Всех нюансов я не знаю, врать не буду. Тут еще спортивный интерес. Все избиратели пронумерованы, у агитаторов номера в шахматках переписаны. Кто пришел, крыжим. И чувства такие сложные, ну вроде как в лотерее – утюг выиграл или мотоцикл. Один со своим списком отстрелялся, другой. А я никак. Держит меня творческая дама. И вот дают мне поручение сходить и персонально пригласить избирательницу на участок. Лучше б меня в кипятке сварили, чем привязывали к идеологической дурмашине. Однако иду. Куда я денусь!
Вот знакомая дверь. Звоню – незваным гостем. Не знаю, с чего разговор начать. Про обрубок спросить, что ли, и связанные с ним творческие планы?
Женщина поначалу размякла, повторила романтическую эпопею о путешествии в край не пуганых чурок. Стало быть, не помнишь, голубушка, что я это знаю. И меня не помнишь. Ладно. По сторонам озираюсь, вижу знакомый чурбан, радуюсь ему, какая-то теплинка появляется в сердце. И на этой волне эфиопской эйфории осторожно спрашиваю, не пойдет ли она на выборы, люди ведь ждут. Что тут было! Какая перемена! Думаю, в этот момент вся ненависть за все обиды, нанесенные ей тоталитаризмом, выплеснулась мне в лицо. Будто я этот тоталитаризм придумал.
И все это молча. Сдержанность необыкновенная. Помогите, говорит, раз вы мужчина и искусством интересуетесь, шкаф передвинуть, тогда пойду голосовать. А шкаф тяжеленный. В нем, наверное, шедевры, изваянные из камня, лежат. А может гранитные глыбы, присланные по почте. Можно, спрашиваю скульпторшу, тяжести вынуть. Нет, говорит, толкайте так.
Ладно, сдвинул я шкаф, задняя стенка показалась, вся в шурупах. Штук пятьсот. Наверное, творческий замысел был. Из шурупных шляпок узор какой-то просматривается. Выньте, говорит, все до единого. Тогда пойду на выборы. Давайте отвертку, вывинчу.
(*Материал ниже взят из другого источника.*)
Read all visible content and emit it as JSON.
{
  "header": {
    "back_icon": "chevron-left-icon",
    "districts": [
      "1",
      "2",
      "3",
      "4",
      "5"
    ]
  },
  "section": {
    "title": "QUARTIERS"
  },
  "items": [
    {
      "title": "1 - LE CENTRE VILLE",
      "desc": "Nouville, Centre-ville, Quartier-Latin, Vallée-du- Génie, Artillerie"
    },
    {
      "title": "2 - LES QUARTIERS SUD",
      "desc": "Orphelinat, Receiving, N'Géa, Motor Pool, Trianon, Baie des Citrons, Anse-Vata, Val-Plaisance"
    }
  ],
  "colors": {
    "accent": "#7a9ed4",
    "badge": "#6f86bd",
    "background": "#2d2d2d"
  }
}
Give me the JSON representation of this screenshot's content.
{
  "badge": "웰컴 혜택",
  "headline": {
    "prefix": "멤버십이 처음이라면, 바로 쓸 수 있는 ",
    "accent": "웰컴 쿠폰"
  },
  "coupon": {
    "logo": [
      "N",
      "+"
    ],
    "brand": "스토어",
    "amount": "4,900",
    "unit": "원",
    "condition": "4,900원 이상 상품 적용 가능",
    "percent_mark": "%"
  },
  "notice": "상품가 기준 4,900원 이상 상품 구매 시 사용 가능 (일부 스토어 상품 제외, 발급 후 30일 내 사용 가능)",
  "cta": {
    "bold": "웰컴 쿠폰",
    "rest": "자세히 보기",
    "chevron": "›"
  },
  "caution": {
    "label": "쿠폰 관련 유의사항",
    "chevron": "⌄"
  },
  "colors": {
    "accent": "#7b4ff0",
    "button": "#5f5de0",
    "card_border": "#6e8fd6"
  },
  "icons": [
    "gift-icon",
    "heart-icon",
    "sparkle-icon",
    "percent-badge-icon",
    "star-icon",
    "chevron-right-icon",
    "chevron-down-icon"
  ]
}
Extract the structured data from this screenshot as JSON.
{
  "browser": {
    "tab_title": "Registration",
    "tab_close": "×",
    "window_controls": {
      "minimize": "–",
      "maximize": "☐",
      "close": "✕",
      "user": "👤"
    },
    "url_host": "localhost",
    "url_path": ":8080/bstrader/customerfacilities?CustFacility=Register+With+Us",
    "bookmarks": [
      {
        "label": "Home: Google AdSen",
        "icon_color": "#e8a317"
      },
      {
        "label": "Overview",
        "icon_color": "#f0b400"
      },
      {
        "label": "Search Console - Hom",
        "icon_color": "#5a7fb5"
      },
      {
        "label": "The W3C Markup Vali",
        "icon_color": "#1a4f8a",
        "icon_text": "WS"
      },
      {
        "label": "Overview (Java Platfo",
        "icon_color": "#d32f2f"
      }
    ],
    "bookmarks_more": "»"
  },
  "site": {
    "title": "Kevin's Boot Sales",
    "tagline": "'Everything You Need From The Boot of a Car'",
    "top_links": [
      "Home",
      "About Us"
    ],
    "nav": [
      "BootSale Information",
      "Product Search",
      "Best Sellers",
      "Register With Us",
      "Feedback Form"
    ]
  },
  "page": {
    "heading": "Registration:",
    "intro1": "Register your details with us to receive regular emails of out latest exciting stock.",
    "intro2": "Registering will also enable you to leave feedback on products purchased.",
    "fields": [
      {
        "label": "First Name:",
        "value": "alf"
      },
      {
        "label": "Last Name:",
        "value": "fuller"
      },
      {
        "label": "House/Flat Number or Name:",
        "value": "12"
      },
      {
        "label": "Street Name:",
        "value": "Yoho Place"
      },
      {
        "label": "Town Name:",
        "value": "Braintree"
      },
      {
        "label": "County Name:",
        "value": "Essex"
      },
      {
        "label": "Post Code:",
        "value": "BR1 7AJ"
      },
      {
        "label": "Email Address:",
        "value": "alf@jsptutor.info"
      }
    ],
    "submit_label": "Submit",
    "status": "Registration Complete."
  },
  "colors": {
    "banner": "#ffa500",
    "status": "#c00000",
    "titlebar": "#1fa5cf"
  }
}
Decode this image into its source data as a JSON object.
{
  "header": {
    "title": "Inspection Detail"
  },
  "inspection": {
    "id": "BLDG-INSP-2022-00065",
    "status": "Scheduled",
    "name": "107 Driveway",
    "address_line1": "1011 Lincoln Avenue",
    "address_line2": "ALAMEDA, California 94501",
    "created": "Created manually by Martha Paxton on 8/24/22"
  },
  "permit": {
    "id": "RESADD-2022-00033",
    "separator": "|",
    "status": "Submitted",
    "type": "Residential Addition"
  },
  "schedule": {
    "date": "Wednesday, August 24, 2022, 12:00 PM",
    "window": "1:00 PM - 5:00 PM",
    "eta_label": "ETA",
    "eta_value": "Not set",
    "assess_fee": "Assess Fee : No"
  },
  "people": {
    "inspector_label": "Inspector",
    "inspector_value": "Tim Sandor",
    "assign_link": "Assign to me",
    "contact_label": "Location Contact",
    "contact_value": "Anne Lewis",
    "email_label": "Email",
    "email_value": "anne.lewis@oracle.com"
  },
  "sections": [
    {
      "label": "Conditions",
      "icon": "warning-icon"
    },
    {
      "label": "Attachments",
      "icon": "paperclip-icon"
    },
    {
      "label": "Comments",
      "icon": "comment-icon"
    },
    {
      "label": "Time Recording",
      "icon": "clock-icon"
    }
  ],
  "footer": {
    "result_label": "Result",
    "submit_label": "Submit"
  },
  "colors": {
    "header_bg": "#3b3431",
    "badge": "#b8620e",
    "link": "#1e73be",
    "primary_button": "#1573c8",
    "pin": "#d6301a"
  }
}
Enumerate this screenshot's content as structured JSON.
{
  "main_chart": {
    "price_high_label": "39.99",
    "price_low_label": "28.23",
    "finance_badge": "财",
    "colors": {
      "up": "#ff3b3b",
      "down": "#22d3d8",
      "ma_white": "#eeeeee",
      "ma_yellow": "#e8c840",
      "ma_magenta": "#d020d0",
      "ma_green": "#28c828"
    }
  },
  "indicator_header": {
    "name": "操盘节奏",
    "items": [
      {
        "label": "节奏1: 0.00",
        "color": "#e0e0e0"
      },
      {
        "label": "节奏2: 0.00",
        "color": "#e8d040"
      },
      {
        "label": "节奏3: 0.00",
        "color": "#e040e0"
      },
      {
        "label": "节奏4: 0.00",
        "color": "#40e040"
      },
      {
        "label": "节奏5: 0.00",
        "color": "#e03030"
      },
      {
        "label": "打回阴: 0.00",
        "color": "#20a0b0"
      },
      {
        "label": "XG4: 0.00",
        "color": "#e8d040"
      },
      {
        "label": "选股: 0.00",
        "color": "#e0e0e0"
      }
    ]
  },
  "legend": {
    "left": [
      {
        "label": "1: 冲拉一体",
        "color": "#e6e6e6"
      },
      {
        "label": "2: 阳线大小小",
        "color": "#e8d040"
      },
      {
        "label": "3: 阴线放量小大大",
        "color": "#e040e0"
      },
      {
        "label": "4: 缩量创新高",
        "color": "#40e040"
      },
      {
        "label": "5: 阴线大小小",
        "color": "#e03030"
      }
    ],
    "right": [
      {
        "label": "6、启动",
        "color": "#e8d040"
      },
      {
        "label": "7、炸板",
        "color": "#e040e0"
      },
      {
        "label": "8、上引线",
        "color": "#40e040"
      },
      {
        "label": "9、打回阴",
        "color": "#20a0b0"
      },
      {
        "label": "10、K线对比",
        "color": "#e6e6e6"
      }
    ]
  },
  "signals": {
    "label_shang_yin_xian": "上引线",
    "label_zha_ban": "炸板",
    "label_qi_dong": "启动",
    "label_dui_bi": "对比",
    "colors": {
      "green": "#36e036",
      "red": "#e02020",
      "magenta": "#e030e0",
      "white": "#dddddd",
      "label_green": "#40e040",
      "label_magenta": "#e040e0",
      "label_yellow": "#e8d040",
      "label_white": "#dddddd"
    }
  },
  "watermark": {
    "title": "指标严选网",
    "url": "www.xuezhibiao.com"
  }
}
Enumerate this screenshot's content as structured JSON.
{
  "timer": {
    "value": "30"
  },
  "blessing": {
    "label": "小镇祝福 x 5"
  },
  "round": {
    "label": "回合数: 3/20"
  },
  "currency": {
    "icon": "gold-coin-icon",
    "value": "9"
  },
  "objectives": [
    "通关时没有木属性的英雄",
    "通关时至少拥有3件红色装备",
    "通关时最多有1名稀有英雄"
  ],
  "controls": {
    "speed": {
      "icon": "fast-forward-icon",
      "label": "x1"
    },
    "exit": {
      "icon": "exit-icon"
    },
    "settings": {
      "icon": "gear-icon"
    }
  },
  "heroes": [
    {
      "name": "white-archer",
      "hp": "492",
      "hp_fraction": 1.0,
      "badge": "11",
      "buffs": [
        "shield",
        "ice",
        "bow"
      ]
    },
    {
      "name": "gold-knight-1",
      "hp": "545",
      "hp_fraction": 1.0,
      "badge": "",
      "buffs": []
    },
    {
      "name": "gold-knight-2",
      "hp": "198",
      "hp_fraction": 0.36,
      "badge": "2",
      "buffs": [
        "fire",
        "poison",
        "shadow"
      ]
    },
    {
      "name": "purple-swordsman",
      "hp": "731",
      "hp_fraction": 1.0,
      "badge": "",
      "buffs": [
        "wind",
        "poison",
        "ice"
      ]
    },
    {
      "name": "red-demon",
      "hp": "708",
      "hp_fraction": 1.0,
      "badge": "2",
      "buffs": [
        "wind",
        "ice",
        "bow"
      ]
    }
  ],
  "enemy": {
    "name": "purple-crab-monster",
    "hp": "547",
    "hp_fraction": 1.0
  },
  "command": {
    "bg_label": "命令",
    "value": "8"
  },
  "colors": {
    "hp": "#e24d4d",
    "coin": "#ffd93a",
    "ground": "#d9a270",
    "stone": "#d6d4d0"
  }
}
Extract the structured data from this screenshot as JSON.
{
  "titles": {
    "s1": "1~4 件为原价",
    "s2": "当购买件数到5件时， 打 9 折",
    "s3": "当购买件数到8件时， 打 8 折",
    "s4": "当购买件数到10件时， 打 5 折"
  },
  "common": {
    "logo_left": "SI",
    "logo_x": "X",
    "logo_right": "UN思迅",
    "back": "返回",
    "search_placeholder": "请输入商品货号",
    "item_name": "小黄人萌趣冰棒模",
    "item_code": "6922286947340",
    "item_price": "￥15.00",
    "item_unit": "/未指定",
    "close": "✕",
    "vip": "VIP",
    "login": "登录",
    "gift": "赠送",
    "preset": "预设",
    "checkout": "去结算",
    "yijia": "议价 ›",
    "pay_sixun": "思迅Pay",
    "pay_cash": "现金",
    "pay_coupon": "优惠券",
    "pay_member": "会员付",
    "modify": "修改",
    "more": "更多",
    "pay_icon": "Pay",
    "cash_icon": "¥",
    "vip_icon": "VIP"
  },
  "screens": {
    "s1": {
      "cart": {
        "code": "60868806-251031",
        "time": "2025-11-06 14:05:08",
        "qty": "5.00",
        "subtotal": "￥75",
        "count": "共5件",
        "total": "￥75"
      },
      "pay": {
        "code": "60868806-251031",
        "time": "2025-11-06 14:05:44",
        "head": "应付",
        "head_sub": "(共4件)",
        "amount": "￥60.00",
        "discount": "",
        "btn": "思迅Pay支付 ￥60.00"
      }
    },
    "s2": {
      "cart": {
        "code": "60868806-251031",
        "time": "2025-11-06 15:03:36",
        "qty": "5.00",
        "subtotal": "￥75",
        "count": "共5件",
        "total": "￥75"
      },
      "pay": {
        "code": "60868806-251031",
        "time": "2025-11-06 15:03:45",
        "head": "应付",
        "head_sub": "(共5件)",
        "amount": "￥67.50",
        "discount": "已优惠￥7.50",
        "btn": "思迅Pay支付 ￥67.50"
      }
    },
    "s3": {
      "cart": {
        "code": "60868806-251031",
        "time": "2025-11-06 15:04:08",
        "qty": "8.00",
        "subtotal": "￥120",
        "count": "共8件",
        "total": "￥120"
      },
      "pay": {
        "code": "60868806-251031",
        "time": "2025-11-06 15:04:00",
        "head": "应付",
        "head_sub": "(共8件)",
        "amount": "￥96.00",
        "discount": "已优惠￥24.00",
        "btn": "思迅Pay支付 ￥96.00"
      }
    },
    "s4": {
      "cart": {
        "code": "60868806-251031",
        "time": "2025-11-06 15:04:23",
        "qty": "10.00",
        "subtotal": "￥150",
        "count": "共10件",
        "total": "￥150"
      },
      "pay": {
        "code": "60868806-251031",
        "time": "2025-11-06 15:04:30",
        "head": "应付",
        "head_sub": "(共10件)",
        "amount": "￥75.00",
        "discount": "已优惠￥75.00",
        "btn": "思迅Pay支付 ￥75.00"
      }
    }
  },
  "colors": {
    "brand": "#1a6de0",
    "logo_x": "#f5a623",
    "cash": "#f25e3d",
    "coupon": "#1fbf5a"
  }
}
Нет, с отверткой любой дурак сумеет. Попытался пассатижами шуруп зажимать и выкручивать. Потом нашел на окне отвертку и часа за два вынул шурупы. Руки в мозолях, спина в поту, глаза багрянцем налились. И изо рта у меня как-то странно пахнет, будто падали наелся.
Вы, – говорю, – не стесняйтесь, может быть, вам унитаз почистить или дровишки поколоть для успешного голосования – и на чурбачок показываю. Молчит, щеки надувает, ноздри побелели. Плюнул я и пошел. Вверните обратно, – говорит. Но никакой энергии и злости.
Думал, уломал я ее. Однако не явилась на избирательный участок. Настроение у меня наждаком по стеклу тащится, будто любимая команда проиграла. Главное, все агитаторы уже по домам разбежались с открыженными списками избирателей, я один непутевый получаюсь. Ну что поделать, отпустили меня домой. Я еще успел жену с дочерьми ужином накормить и собаку выгулять.
Чем, говорите, дело кончилось? А вот чем. Когда я в семейное гнездо топал, то мимо дома скульпторши почему-то пошел, в аккурат у помойных баков. И увидел знакомый чурбачок с адресом на боку.
Вот, думаю, Гоголь рукопись сжег. Некоторые разбивают неудачные портреты. Ван-Гог ухо себе отчекрыжил. А здесь женщина – существо эфемерное, непостижимое. У нее отторжение на фазе замысла произошло. И почему-то мне выпало стать этому свидетелем. Так мне стало вдруг жалко чурбачка, будто родную душу в нем почувствовал. Все мы немного чурбачки и чурки, как сказал бы поэт. Не утерпел я, взял под мышку деревянненького и домой приволок. Будь талант, изваял бы портрет необыкновенной дамы. Ну, на худой конец буратинку выстругал. Нет, у меня другая стезя. Я на чурбачке мясо рублю: на азу, отбивные котлеты. Бывает такая необходимость в семье.
И что я при этом себе воображаю – мое дело!